Suffice it to say, whether from pure conceit or better things, the little company grew till it reached a score, and, under a Portuguese bandmaster, touched a high level of perfection, playing both on brass and strings with taste and spirit. The Tientsin branch flourished equally well and became ultimately the Viceroy's band, and the mother of bands innumerable all over the metropolitan province of Chihli. But in reputation it never equalled what was known throughout China as the "I.G.'s Own."
[Illustration: SIR ROBERT HART'S CHINESE BAND.]
In spring and autumn his musicians gave an open-air concert in the Inspectorate garden every Wednesday afternoon. Of course, this was the event of the week so far as society was concerned. Peking residents, as well as many distinguished strangers who happened to be passing, came to listen. The scene was invariably animated; ladies walked about under the lilacs, which in April hung over the paths like soft clouds of purple fog, displaying their newest toilettes; diplomats discussed la situation politique; missionaries argued points of doctrine; correspondents exchanged bits of news. All nationalities, classes and creeds were represented in this cosmopolitan corner of the world, but the lions and the lambs agreed tacitly to tolerate each other for the sake of hearing the familiar tunes, warming as good old wine to the hearts of exiles, and for the sake of seeing the mysterious man whose advice, given, as it were, under his breath, shaped the course of events in China.
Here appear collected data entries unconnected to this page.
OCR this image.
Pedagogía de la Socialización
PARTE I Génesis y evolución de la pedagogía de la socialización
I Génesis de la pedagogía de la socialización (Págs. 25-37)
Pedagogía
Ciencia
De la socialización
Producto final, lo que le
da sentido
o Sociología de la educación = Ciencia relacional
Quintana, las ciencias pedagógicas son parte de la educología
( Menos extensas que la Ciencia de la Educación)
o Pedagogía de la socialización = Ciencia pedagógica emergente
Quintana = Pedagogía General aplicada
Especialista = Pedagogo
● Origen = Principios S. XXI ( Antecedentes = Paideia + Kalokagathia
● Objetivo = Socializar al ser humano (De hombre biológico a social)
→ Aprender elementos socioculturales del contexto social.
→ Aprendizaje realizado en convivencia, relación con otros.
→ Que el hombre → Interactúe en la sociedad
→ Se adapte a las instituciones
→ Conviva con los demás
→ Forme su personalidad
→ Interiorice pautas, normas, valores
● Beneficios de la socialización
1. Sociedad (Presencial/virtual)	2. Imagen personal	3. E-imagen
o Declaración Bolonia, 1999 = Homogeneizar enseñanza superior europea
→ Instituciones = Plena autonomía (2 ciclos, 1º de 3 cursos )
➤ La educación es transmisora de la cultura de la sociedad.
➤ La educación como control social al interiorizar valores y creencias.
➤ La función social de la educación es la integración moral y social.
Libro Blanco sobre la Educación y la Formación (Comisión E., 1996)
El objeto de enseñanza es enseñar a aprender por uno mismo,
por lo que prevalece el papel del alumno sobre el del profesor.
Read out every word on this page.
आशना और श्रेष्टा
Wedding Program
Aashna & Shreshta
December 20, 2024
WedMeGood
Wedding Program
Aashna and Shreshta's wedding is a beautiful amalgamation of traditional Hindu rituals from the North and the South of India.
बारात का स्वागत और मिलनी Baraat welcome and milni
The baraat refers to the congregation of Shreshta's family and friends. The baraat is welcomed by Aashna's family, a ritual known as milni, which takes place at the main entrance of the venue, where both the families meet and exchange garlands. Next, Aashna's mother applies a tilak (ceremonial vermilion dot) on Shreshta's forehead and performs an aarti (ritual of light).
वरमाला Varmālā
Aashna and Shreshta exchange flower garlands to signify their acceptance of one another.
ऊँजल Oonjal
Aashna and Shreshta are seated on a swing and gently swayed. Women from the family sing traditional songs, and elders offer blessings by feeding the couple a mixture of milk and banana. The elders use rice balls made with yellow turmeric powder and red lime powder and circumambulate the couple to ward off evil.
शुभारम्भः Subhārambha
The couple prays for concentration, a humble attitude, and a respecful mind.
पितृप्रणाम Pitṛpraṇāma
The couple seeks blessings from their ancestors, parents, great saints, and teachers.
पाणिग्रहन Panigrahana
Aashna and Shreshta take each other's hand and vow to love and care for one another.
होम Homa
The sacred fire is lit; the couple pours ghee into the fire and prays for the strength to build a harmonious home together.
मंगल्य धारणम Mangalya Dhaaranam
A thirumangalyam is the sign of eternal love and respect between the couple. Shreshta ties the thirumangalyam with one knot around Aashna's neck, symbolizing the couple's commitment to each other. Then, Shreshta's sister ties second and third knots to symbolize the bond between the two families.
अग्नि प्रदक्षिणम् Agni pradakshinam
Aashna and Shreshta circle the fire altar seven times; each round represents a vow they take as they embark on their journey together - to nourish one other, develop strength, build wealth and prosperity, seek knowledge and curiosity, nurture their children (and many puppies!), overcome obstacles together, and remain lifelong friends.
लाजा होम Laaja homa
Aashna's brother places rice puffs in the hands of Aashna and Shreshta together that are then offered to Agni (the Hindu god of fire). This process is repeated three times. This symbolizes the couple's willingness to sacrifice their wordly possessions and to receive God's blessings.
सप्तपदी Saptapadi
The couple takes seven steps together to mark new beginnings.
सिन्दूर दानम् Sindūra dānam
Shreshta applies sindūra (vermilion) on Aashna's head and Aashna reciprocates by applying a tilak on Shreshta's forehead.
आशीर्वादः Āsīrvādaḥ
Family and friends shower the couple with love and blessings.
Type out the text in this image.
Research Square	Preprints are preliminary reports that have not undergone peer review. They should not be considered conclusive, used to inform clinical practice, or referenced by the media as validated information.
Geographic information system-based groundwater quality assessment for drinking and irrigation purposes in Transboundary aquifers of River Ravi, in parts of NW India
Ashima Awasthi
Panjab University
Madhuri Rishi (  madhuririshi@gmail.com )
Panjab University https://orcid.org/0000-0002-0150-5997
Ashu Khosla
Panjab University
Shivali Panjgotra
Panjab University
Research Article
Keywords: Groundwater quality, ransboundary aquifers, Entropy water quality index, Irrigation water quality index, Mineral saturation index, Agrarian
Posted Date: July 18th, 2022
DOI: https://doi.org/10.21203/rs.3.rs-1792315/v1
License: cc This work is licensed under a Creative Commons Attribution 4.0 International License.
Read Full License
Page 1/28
He guessed well enough what brought the people, and would sometimes remark laughingly, "They come; I know why they all come. It is just to get a sight of the two curios of Peking, the I.G. and his queer musicians."
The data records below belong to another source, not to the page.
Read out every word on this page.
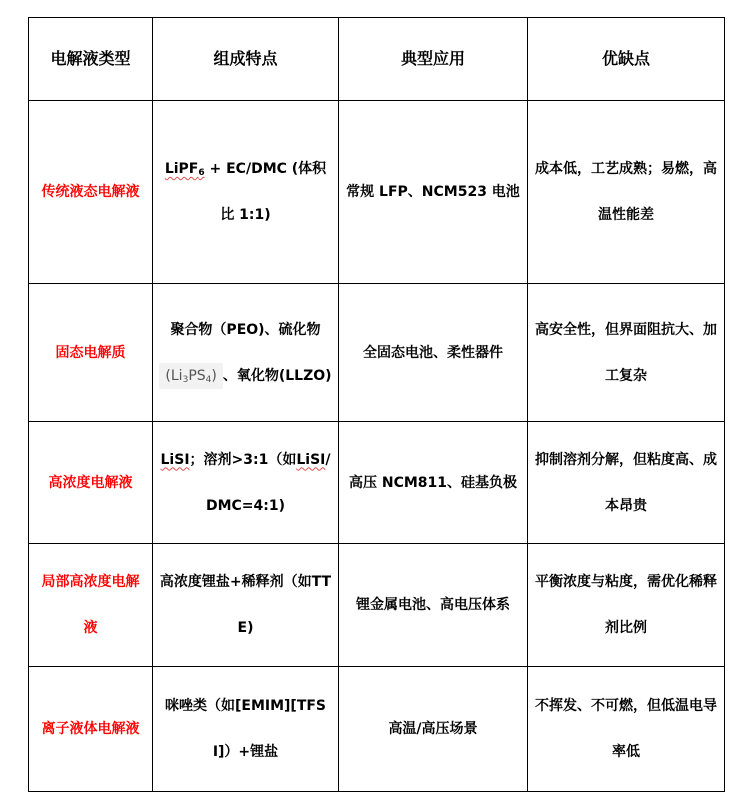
电解液类型	组成特点	典型应用	优缺点
传统液态电解液	LiPF$_6$ + EC/DMC (体积比 1:1)	常规 LFP、NCM523 电池	成本低，工艺成熟；易燃，高温性能差
固态电解质	聚合物（PEO)、硫化物$(Li_3PS_4)$ 、氧化物(LLZO)	全固态电池、柔性器件	高安全性，但界面阻抗大、加工复杂
高浓度电解液	LiSI；溶剂>3:1（如LiSI/DMC=4:1)	高压 NCM811、硅基负极	抑制溶剂分解，但粘度高、成本昂贵
局部高浓度电解液	高浓度锂盐+稀释剂（如TTE)	锂金属电池、高电压体系	平衡浓度与粘度，需优化稀释剂比例
离子液体电解液	咪唑类（如[EMIM][TFSI]）+锂盐	高温/高压场景	不挥发、不可燃，但低温电导率低
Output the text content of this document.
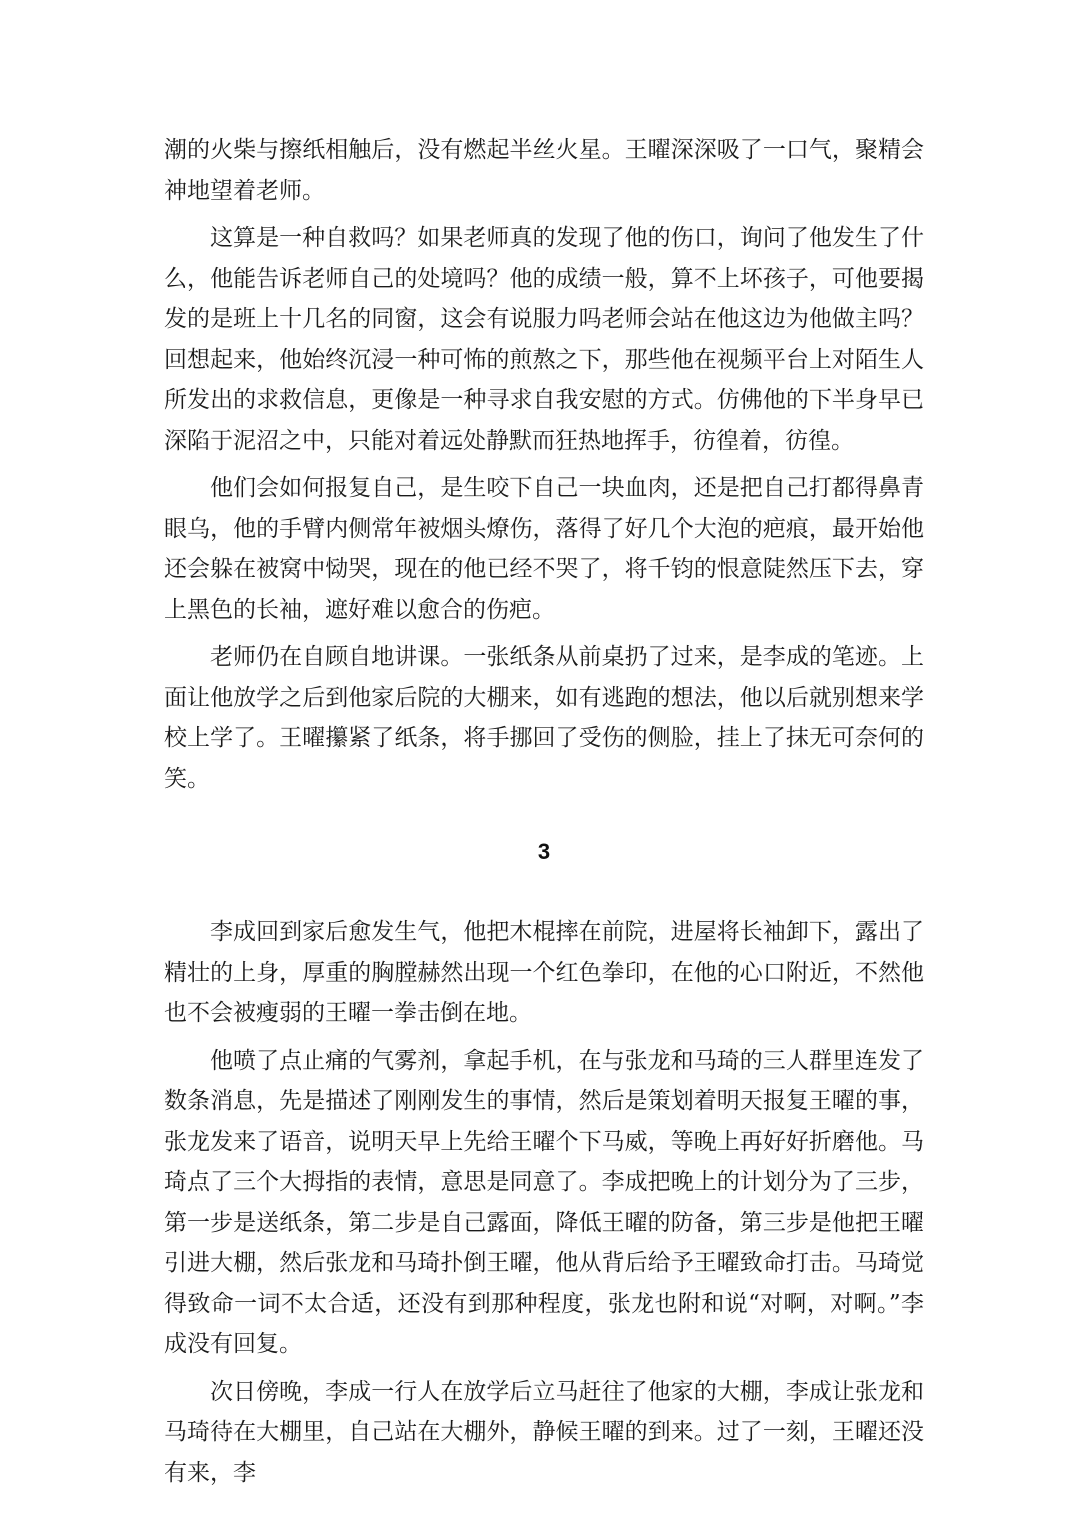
潮的火柴与擦纸相触后，没有燃起半丝火星。王曜深深吸了一口气，聚精会神地望着老师。

这算是一种自救吗？如果老师真的发现了他的伤口，询问了他发生了什么，他能告诉老师自己的处境吗？他的成绩一般，算不上坏孩子，可他要揭发的是班上十几名的同窗，这会有说服力吗老师会站在他这边为他做主吗？回想起来，他始终沉浸一种可怖的煎熬之下，那些他在视频平台上对陌生人所发出的求救信息，更像是一种寻求自我安慰的方式。仿佛他的下半身早已深陷于泥沼之中，只能对着远处静默而狂热地挥手，彷徨着，彷徨。

他们会如何报复自己，是生咬下自己一块血肉，还是把自己打都得鼻青眼乌，他的手臂内侧常年被烟头燎伤，落得了好几个大泡的疤痕，最开始他还会躲在被窝中恸哭，现在的他已经不哭了，将千钧的恨意陡然压下去，穿上黑色的长袖，遮好难以愈合的伤疤。

老师仍在自顾自地讲课。一张纸条从前桌扔了过来，是李成的笔迹。上面让他放学之后到他家后院的大棚来，如有逃跑的想法，他以后就别想来学校上学了。王曜攥紧了纸条，将手挪回了受伤的侧脸，挂上了抹无可奈何的笑。

3

李成回到家后愈发生气，他把木棍摔在前院，进屋将长袖卸下，露出了精壮的上身，厚重的胸膛赫然出现一个红色拳印，在他的心口附近，不然他也不会被瘦弱的王曜一拳击倒在地。

他喷了点止痛的气雾剂，拿起手机，在与张龙和马琦的三人群里连发了数条消息，先是描述了刚刚发生的事情，然后是策划着明天报复王曜的事，张龙发来了语音，说明天早上先给王曜个下马威，等晚上再好好折磨他。马琦点了三个大拇指的表情，意思是同意了。李成把晚上的计划分为了三步，第一步是送纸条，第二步是自己露面，降低王曜的防备，第三步是他把王曜引进大棚，然后张龙和马琦扑倒王曜，他从背后给予王曜致命打击。马琦觉得致命一词不太合适，还没有到那种程度，张龙也附和说“对啊，对啊。”李成没有回复。

次日傍晚，李成一行人在放学后立马赶往了他家的大棚，李成让张龙和马琦待在大棚里，自己站在大棚外，静候王曜的到来。过了一刻，王曜还没有来，李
Occasionally Chinese guests would mingle with the rest, lending with their silken gowns and silken manners a touch of picturesqueness to the scene. I can well remember seeing the famous Wu Ting Fang, whose alert manner made him a general favourite. He prided himself upon it—and rightly. "How old do you think I am?" he asked his host one day. "Perhaps forty-five," was the reply. "Forty-five! What a guess! Sixty-five would have been nearer—and I mean to live to be two hundred."
He went on to explain carefully how this feat was to be accomplished. The first thing, naturally, was diet. The man who would cheat time should live on nuts like the squirrels (do they contrive to do it, I wonder?). Under no conditions should he touch salt, lest a dangerous precipitate form upon his bones, and he should begin and end each meal with a teaspoonful of olive oil. So much for the physical side: the mental is no less important. "I have hung scrolls in my bedroom," Wu Ting Fang went on to explain, "with these sentences written upon them in English and in Chinese: 'I am young, I am healthy, I am cheerful.' Immediately I enter the room my eye falls upon these precepts. I say to myself, Why, of course I am, and therefore I am." Was ever simpler or saner method discovered for warding off old age?
Towards the end of 1889 the Chinese Government, desirous of paying the I.G. a special compliment, chose to confer upon him an honour never before given to any foreigner. Without precedent and without warning, the Emperor issued an Imperial Decree raising him to the Chinese equivalent of the peerage. Henceforth he belonged to the distinguished company of Iron Hatted Dukes—at least not he but his ancestors did, for this was no ordinary father-to-son patent of nobility. The topsy-turvy honour reached backward instead of forward, diminishing one rank with each succeeding generation.
The Chinese reason as follows: "If a man is wise or great or successful, it is because his forbears were studious or temperate or frugal. Therefore, when we give rewards, shall we not give them where they are justly due?" Something might be said for a point of view so diametrically opposed to our own, but the question of ethics has nothing to do with my story.
The strange feature of it is that the very night before the Edict appeared—when the I.G. had not the slightest hint of what was in store for him—he dreamed of his father's father—a thing he had not done for years. Dressed in a snuff-coloured suit, with knee-breeches and shining shoe buckles, he appeared walking down the little street of Portadown leaning heavily upon a blackthorn stick and murmuring sadly, "Nobody cares for me, nobody takes any notice of me." Nobody, indeed?